We request exactly two scopes:
XboxLive.signinandXboxLive.offline_access. The first lets us authenticate to Xbox Live as you, so we can call Xbox Live's read-only APIs for your gamertag + avatar, your title history (the games tied to your account, with last-played dates), and per-title playtime. The second issues a long-lived refresh token so syncs don't pop up a Microsoft sign-in window every time. We do not request any Microsoft Graph scope — that means no access to your email, calendar, OneDrive, contacts, or general Microsoft account profile. We can't post messages, change settings, send friend requests, or modify your account.
What we store
Out of what each provider gives us, we persist only what's needed to consolidate your library and recommend what to play next:
- Provider account identifiers. Your Steam ID (steamid64), Xbox ID (xuid), and the gamertag/persona shown on those services. Used to fetch your library and label rows in the dashboard.
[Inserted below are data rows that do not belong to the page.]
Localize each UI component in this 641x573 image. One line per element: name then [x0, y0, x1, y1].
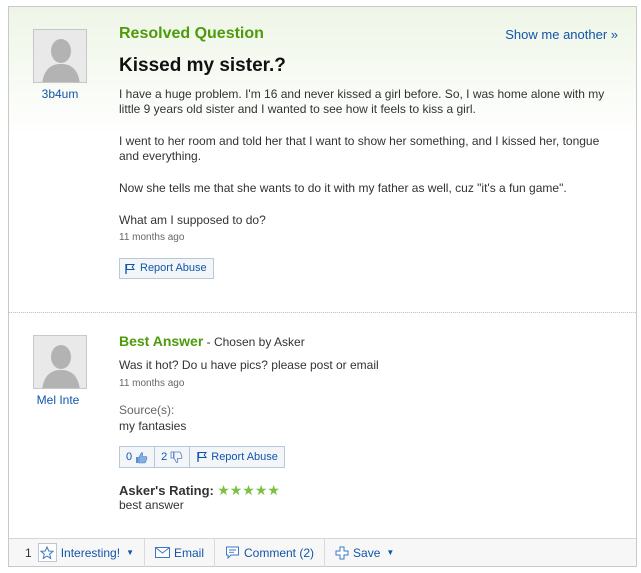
rating-stars-icon: ★★★★★ [217, 482, 280, 498]
comment-button[interactable]: Comment (2) [215, 538, 326, 567]
thumbs-up-count: 0 [126, 451, 133, 463]
interesting-count: 1 [25, 545, 32, 560]
thumbs-down-button[interactable]: 2 [155, 447, 191, 467]
chevron-down-icon: ▼ [126, 548, 134, 557]
sources-value: my fantasies [119, 419, 187, 433]
question-paragraph: I went to her room and told her that I w… [119, 134, 600, 163]
best-answer-header: Best Answer - Chosen by Asker [119, 333, 305, 349]
thumbs-down-icon [170, 451, 183, 463]
show-another-link[interactable]: Show me another » [505, 27, 618, 42]
report-abuse-label: Report Abuse [140, 262, 207, 274]
interesting-button[interactable]: 1 Interesting! ▼ [9, 538, 145, 567]
flag-icon [197, 452, 208, 462]
chevron-down-icon: ▼ [386, 548, 395, 557]
answer-text: Was it hot? Do u have pics? please post … [119, 358, 379, 372]
plus-icon [335, 546, 349, 559]
interesting-label: Interesting! [60, 545, 121, 560]
flag-icon [125, 263, 135, 274]
question-section: 3b4um Resolved Question Show me another … [9, 7, 636, 313]
answerer-avatar[interactable] [33, 335, 87, 389]
chosen-by-asker-label: - Chosen by Asker [206, 335, 305, 349]
save-label: Save [353, 545, 381, 560]
question-paragraph: Now she tells me that she wants to do it… [119, 181, 567, 195]
comment-label: Comment (2) [244, 545, 315, 560]
answer-timestamp: 11 months ago [119, 378, 185, 389]
save-button[interactable]: Save ▼ [325, 539, 404, 567]
answer-report-abuse-button[interactable]: Report Abuse [190, 447, 284, 467]
thumbs-up-icon [136, 451, 148, 463]
person-silhouette-icon [34, 30, 86, 82]
question-toolbar: 1 Interesting! ▼ Email Comment (2) Save … [9, 538, 636, 567]
asker-rating-comment: best answer [119, 498, 184, 512]
question-report-abuse-button[interactable]: Report Abuse [119, 258, 214, 279]
asker-avatar[interactable] [33, 29, 87, 83]
thumbs-down-count: 2 [161, 451, 168, 463]
question-body: I have a huge problem. I'm 16 and never … [119, 87, 609, 245]
question-paragraph: I have a huge problem. I'm 16 and never … [119, 87, 605, 116]
email-button[interactable]: Email [145, 538, 215, 567]
email-label: Email [173, 545, 204, 560]
thumbs-up-button[interactable]: 0 [120, 447, 156, 467]
question-page: 3b4um Resolved Question Show me another … [8, 6, 637, 567]
answerer-name-link[interactable]: Mel Inte [18, 393, 98, 407]
comment-bubble-icon [226, 546, 239, 559]
asker-rating: Asker's Rating: ★★★★★ [119, 482, 280, 499]
envelope-icon [154, 547, 170, 558]
person-silhouette-icon [34, 336, 86, 388]
answer-vote-bar: 0 2 Report Abuse [119, 446, 285, 468]
question-timestamp: 11 months ago [119, 232, 185, 243]
asker-name-link[interactable]: 3b4um [20, 87, 100, 101]
best-answer-label: Best Answer [119, 333, 204, 349]
question-title: Kissed my sister.? [119, 55, 286, 76]
report-abuse-label: Report Abuse [211, 451, 278, 463]
resolved-question-label: Resolved Question [119, 25, 264, 42]
question-paragraph: What am I supposed to do? [119, 213, 266, 227]
sources-label: Source(s): [119, 403, 175, 417]
asker-rating-label: Asker's Rating: [119, 483, 214, 498]
star-icon [37, 543, 57, 562]
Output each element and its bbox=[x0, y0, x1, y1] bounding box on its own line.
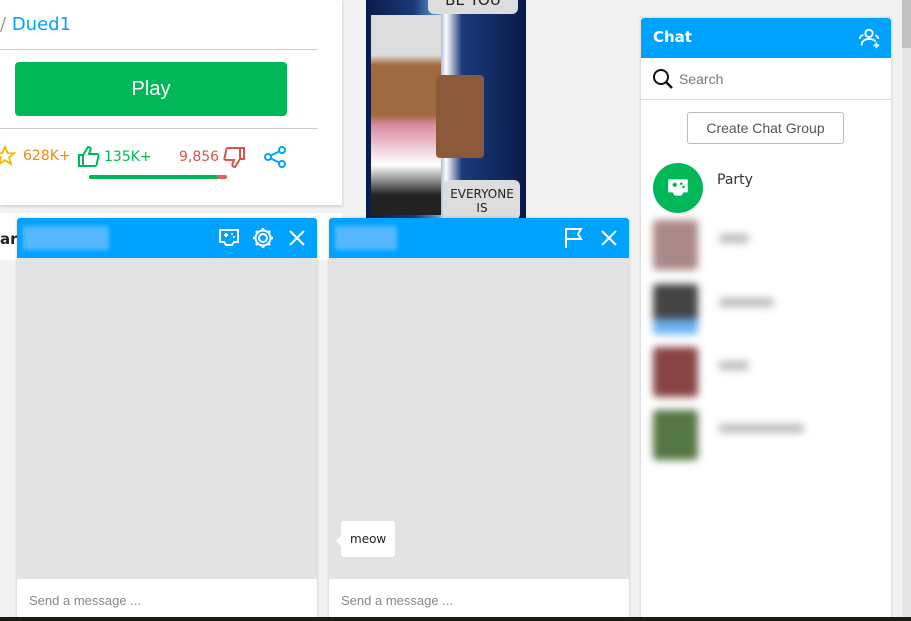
friend-name bbox=[719, 298, 774, 307]
game-icon bbox=[668, 179, 688, 196]
caption-bottom: EVERYONE IS bbox=[444, 180, 520, 220]
friend-item[interactable] bbox=[651, 280, 886, 338]
divider bbox=[0, 128, 318, 129]
caption-top: BE YOU bbox=[428, 0, 518, 14]
game-icon[interactable] bbox=[217, 226, 241, 250]
avatar bbox=[653, 410, 698, 460]
page-scrollbar[interactable] bbox=[902, 0, 911, 617]
game-details-card: / Dued1 Play 628K+ 135K+ 9,856 bbox=[0, 0, 342, 205]
friend-item[interactable] bbox=[651, 406, 886, 464]
message-input[interactable] bbox=[17, 579, 317, 621]
close-icon[interactable] bbox=[597, 226, 621, 250]
thumbs-up-icon bbox=[78, 145, 100, 167]
creator-link[interactable]: Dued1 bbox=[12, 14, 71, 35]
flag-icon[interactable] bbox=[562, 226, 586, 250]
share-icon bbox=[264, 146, 286, 168]
chat-panel: Chat Create Chat Group Party bbox=[641, 18, 891, 621]
share-button[interactable] bbox=[263, 145, 287, 169]
chat-search bbox=[641, 58, 891, 100]
chat-panel-title: Chat bbox=[653, 28, 692, 46]
party-item[interactable]: Party bbox=[653, 163, 873, 213]
taskbar-edge bbox=[0, 617, 911, 621]
friend-name bbox=[719, 234, 749, 243]
downvote-button[interactable]: 9,856 bbox=[179, 145, 246, 169]
creator-line: / Dued1 bbox=[0, 14, 72, 35]
chat-window-header[interactable] bbox=[17, 218, 317, 258]
friend-item[interactable] bbox=[651, 343, 886, 401]
close-icon[interactable] bbox=[285, 226, 309, 250]
message-input[interactable] bbox=[329, 579, 629, 621]
chat-window-2: meow bbox=[329, 218, 629, 621]
friend-name bbox=[719, 424, 804, 433]
upvote-button[interactable]: 135K+ bbox=[77, 145, 152, 169]
play-button[interactable]: Play bbox=[15, 62, 287, 116]
chat-window-1 bbox=[17, 218, 317, 621]
thumbs-down-icon bbox=[223, 147, 246, 169]
chat-window-title bbox=[23, 226, 109, 250]
vote-ratio-fill bbox=[89, 175, 218, 179]
downvote-count: 9,856 bbox=[179, 149, 220, 165]
search-icon bbox=[653, 68, 673, 89]
avatar bbox=[653, 220, 698, 270]
favorite-button[interactable]: 628K+ bbox=[0, 145, 71, 167]
divider bbox=[0, 49, 318, 50]
friend-item[interactable] bbox=[651, 216, 886, 274]
party-avatar bbox=[653, 163, 703, 213]
chat-panel-header[interactable]: Chat bbox=[641, 18, 891, 58]
favorite-count: 628K+ bbox=[23, 148, 71, 164]
star-icon bbox=[0, 145, 16, 167]
search-input[interactable] bbox=[679, 70, 879, 87]
create-chat-group-button[interactable]: Create Chat Group bbox=[687, 112, 844, 144]
vote-ratio-bar bbox=[89, 175, 227, 179]
avatar-figure bbox=[371, 15, 441, 215]
message-area bbox=[17, 258, 317, 579]
game-thumbnail: BE YOU EVERYONE IS bbox=[366, 0, 526, 220]
chat-window-title bbox=[335, 226, 397, 250]
friend-name bbox=[719, 361, 749, 370]
scrollbar-thumb[interactable] bbox=[902, 0, 911, 48]
upvote-count: 135K+ bbox=[104, 149, 152, 165]
add-friends-icon[interactable] bbox=[857, 26, 881, 50]
avatar bbox=[653, 347, 698, 397]
message-bubble: meow bbox=[335, 521, 396, 557]
chat-window-header[interactable] bbox=[329, 218, 629, 258]
avatar bbox=[653, 284, 698, 334]
message-area: meow bbox=[329, 258, 629, 579]
party-label: Party bbox=[717, 172, 753, 188]
gear-icon[interactable] bbox=[251, 226, 275, 250]
avatar-hand bbox=[436, 75, 484, 158]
- OAuth refresh token (Xbox only). The long-lived Microsoft refresh token described above, so periodic syncs don't require you to re-authenticate. Steam doesn't issue a token; we re-verify on each sign-in. Both are wiped when you delete your account or unlink the provider.
- Game library + per-game stats. For each linked account: the list of games you own, total play time (where the provider reports it), achievement progress, and last-played dates. Per-account, so two Steam alts produce distinct rows.
- Your explicit ratings. Like / Dislike marks and "don't recommend this" flags you set on the dashboard.
- Manually-added games. Names you entered yourself, deduplicated across users by a slug of the name (so two users adding "Hollow Knight" share one canonical Game row in the leaderboard).
What we don't store
- Your Steam or Microsoft password. Sign-in goes through the provider's own page; we never see it.
- Steam Web API or Microsoft API keys belonging to anyone but the
server operator (in
.env). - Friends lists, chats, screenshots, or any other content beyond the game-library scope above.
Where it goes
All data lives in a database on the server hosting this app. The aggregate leaderboard shows totals across all users (likes / dislikes / play time / achievements) but never reveals which user contributed what. Cohort recommendations use other users' data to inform yours, but the dashboard never displays another user's identity.